E lembro de ver romance nas ruas sujas de São Paulo, a metrópole mais solitária do mundo e não importa a taxa de suicídios anual de Tóquio. Tem uma poesia esperando para ser encontrada em cada largo, em cada plataforma de estação, em cada pontilhão, em cada Grafitti no muro. Em cada morador de rua, em cada degrau da escada, em cada franquia de Fast Food dos shoppings, em cada ônibus lotado, em cada campo de terra batida da periferia, em cada boteco com uma máquina de caça níquel escondida atrás de uma pilha de engradados de cerveja. E a garoa vai sempre entristecer e, ao mesmo tempo, me enriquecer com aquele arranjo do samba no violão e no cavaco. Ou quando alguém tremular uma bandeira do seu time numa janela de um sobrado mal acabado debaixo de fogos num dia de final de campeonato.

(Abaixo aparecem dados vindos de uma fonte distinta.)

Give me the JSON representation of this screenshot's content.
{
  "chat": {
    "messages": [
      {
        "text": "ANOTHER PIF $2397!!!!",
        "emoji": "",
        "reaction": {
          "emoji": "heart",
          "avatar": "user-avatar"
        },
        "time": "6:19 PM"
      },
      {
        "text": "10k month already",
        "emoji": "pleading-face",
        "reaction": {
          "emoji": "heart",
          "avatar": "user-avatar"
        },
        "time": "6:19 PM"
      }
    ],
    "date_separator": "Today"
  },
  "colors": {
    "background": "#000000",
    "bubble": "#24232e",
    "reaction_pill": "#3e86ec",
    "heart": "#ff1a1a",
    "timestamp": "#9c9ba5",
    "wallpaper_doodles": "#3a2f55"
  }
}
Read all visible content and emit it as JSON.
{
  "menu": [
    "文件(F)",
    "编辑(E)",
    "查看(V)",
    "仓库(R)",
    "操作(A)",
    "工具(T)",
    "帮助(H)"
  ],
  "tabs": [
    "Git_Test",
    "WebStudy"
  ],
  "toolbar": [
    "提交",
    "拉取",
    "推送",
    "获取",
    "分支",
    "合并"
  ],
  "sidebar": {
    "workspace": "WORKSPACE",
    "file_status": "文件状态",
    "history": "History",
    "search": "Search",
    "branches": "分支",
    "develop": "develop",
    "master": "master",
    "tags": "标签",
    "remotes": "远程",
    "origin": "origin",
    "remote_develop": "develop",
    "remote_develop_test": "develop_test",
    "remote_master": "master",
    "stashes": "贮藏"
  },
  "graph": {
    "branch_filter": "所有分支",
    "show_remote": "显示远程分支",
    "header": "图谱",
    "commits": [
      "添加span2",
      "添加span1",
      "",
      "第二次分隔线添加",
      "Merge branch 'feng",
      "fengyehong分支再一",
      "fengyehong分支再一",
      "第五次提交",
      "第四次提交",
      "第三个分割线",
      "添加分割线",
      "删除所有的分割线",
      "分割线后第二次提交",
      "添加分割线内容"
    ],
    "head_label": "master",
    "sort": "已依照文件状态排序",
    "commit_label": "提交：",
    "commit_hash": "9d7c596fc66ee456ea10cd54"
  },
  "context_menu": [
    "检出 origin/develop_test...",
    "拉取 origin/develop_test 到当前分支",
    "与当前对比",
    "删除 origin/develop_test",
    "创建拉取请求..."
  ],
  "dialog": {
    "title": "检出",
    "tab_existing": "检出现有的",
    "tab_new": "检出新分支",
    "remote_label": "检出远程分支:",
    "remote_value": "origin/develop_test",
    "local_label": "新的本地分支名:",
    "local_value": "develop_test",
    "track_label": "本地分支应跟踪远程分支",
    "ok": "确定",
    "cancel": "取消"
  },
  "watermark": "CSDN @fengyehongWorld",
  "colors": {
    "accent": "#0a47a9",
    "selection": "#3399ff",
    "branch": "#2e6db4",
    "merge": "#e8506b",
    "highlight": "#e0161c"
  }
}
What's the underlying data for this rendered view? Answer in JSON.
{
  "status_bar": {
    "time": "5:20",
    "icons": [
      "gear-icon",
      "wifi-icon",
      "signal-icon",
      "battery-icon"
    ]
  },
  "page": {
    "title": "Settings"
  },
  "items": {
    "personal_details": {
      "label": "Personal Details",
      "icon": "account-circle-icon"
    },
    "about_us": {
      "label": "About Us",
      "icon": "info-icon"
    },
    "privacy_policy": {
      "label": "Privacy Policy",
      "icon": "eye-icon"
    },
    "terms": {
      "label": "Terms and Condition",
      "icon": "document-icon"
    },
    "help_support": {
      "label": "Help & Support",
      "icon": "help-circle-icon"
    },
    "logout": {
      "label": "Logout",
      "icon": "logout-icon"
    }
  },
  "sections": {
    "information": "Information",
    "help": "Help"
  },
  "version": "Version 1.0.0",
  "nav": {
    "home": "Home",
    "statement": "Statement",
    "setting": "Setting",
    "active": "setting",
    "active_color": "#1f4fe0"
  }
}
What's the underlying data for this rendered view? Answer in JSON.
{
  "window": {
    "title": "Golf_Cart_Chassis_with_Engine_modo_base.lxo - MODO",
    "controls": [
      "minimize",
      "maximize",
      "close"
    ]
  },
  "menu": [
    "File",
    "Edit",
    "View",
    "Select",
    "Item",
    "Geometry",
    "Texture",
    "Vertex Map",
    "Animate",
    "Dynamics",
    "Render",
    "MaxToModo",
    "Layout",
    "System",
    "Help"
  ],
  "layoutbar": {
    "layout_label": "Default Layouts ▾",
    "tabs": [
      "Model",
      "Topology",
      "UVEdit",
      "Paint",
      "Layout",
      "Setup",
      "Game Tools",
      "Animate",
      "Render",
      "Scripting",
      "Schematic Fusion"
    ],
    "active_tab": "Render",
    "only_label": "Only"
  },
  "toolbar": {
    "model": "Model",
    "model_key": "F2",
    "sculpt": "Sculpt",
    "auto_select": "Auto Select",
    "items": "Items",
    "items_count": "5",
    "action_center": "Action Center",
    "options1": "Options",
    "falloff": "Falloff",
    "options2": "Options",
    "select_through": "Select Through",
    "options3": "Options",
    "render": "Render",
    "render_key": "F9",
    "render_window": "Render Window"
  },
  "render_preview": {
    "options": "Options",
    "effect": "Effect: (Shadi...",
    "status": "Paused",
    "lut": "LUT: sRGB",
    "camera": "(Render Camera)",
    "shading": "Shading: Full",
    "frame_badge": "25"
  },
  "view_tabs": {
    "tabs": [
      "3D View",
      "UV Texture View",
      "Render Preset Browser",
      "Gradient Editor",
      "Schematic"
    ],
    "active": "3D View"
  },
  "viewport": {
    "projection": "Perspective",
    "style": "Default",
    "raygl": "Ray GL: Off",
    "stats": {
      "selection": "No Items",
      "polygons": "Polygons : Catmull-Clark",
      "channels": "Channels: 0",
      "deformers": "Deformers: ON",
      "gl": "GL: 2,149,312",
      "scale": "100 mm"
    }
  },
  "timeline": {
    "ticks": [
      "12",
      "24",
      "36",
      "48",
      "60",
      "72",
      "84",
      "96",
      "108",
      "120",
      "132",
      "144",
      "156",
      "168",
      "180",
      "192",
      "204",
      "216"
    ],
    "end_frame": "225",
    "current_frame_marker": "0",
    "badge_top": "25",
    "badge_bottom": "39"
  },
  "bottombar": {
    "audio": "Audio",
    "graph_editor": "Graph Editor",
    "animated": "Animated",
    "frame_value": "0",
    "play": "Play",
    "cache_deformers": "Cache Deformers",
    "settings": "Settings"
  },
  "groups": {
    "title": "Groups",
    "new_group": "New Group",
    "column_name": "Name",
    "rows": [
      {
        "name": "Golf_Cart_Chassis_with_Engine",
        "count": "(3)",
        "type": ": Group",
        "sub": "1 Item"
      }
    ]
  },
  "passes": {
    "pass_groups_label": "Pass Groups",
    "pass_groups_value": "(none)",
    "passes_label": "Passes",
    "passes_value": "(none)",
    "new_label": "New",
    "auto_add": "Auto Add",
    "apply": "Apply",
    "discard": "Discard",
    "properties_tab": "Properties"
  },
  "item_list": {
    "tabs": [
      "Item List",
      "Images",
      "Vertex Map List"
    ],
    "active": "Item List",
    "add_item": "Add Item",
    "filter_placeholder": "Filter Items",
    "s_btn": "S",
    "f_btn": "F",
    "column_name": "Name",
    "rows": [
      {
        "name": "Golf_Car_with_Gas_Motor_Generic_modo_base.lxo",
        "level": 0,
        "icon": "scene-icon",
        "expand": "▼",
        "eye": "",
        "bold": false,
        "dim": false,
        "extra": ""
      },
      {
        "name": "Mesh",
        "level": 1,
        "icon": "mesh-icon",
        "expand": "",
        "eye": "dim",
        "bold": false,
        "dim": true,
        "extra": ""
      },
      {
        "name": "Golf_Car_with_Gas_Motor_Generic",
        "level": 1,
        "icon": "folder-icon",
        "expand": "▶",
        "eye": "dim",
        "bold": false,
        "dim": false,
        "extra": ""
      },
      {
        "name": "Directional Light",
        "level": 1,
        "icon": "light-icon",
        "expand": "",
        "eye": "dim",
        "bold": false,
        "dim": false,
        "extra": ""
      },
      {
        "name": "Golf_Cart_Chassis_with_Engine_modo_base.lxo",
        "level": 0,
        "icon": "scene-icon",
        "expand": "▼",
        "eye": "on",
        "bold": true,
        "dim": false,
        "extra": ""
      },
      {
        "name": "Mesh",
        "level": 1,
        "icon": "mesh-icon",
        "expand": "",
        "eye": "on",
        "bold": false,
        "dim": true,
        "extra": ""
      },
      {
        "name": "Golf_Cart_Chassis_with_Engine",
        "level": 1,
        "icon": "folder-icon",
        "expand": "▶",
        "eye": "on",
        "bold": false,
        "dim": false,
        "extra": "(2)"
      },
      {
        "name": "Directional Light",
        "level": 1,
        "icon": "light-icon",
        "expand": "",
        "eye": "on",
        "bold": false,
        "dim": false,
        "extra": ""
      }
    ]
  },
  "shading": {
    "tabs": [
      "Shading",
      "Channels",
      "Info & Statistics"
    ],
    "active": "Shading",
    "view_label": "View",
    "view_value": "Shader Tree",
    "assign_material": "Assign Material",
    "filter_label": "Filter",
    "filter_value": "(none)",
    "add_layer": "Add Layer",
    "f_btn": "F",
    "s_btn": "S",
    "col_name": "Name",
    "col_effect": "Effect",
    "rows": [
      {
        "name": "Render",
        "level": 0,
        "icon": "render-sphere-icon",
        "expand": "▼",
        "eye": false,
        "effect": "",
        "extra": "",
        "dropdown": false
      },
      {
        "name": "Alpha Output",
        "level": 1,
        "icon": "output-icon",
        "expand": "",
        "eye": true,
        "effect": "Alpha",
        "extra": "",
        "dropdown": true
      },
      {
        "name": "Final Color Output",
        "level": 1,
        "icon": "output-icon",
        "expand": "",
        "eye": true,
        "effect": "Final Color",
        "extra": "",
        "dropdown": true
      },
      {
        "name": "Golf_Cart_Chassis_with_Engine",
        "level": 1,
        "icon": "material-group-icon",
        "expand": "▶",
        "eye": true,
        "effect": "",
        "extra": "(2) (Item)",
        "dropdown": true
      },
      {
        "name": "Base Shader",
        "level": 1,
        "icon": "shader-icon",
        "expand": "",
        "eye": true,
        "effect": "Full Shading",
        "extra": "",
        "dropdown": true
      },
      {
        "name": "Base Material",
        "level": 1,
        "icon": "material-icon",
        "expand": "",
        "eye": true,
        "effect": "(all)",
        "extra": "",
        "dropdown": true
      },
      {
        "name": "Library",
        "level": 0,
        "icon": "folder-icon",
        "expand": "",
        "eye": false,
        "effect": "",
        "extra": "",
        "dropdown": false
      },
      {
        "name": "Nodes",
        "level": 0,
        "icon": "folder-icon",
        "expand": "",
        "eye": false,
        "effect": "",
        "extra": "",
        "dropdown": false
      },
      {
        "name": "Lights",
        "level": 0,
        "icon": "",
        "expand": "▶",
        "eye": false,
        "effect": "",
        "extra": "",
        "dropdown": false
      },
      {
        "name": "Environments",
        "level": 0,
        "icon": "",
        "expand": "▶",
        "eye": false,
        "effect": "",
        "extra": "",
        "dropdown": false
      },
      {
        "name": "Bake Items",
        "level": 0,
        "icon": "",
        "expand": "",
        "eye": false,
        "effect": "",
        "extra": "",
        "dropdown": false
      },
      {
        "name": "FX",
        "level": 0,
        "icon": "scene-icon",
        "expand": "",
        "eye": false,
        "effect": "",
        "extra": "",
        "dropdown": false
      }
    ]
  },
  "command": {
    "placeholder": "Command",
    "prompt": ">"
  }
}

E lembro de um discurso feito de olhar do meu melhor amigo sobre como poderíamos contar todas aquelas coisas para nossos filhos como minha mãe me contava - eu podia ver meus olhos vidrados e atentos como se a sua eloquência refletisse meu entusiasmo. "Quais histórias teremos pra contar?" Talvez sobre como ele nunca contou pra ninguém sobre aquela vez que mijei nas calças já depois de crescido. Ou quando percebis que aquela avenida era pelo menos 200 metros mais comprida suando com ele apoiado no meu ombro com o pé fodido. Sobre como ele não quis entrar dentro do velório e se debruçar sobre o caixão ou como eu deixei tudo isso pra trás achando que nada disso me perseguiria. Sobre quando viajamos juntos, sobre como aprendemos a tocar juntos, sobre como nos apaixonamos - e nos decepcionamos - juntos. Sobre como tudo isso terminou com nós dois tendo o maior porre de nossas vidas e acordando vomitados largados na sala doze horas depois. Ele sabe que meu sonho mais ambicioso é ser transcedental e construir um legado que posso passar para alguém. Algo que até mesmo terceiros contem. Quero que nossos nomes sejam ouvidos saindo da boca de pessoas que nem nos conheceram. Porque, meu amigo, eu sei que não viemos a esse mundo para sermos figurantes.

E no final, esse é meu legado: escrever sobre tudo enquanto escrevo sobre nada. Um texto gigante e repleto de vazio como a estrutura molecular de tudo aquilo que existe. Somos poeira estelar, mas também somos repletos do vazio. E ninguém percebe o quão bonito é isso.

Gabriel García Marquez venceu o Nobel da Literatura e não fez questão de buscar o prêmio - foi o que um professor de história me disse quando me viu lendo "Cem Anos de Solidão" durante a aula dele, aquele livro que se desfez na minha mão antes que pudesse terminar de ler. Eu nunca terminei de ler e, mesmo assim, é meu livro favorito.

Porque soube, através dele, que Marquez alcançou meu objetivo maior de vida: chegar a Catarse final, ao objetivo absoluto para perceber e poder dizer que nunca precisou daquela merda.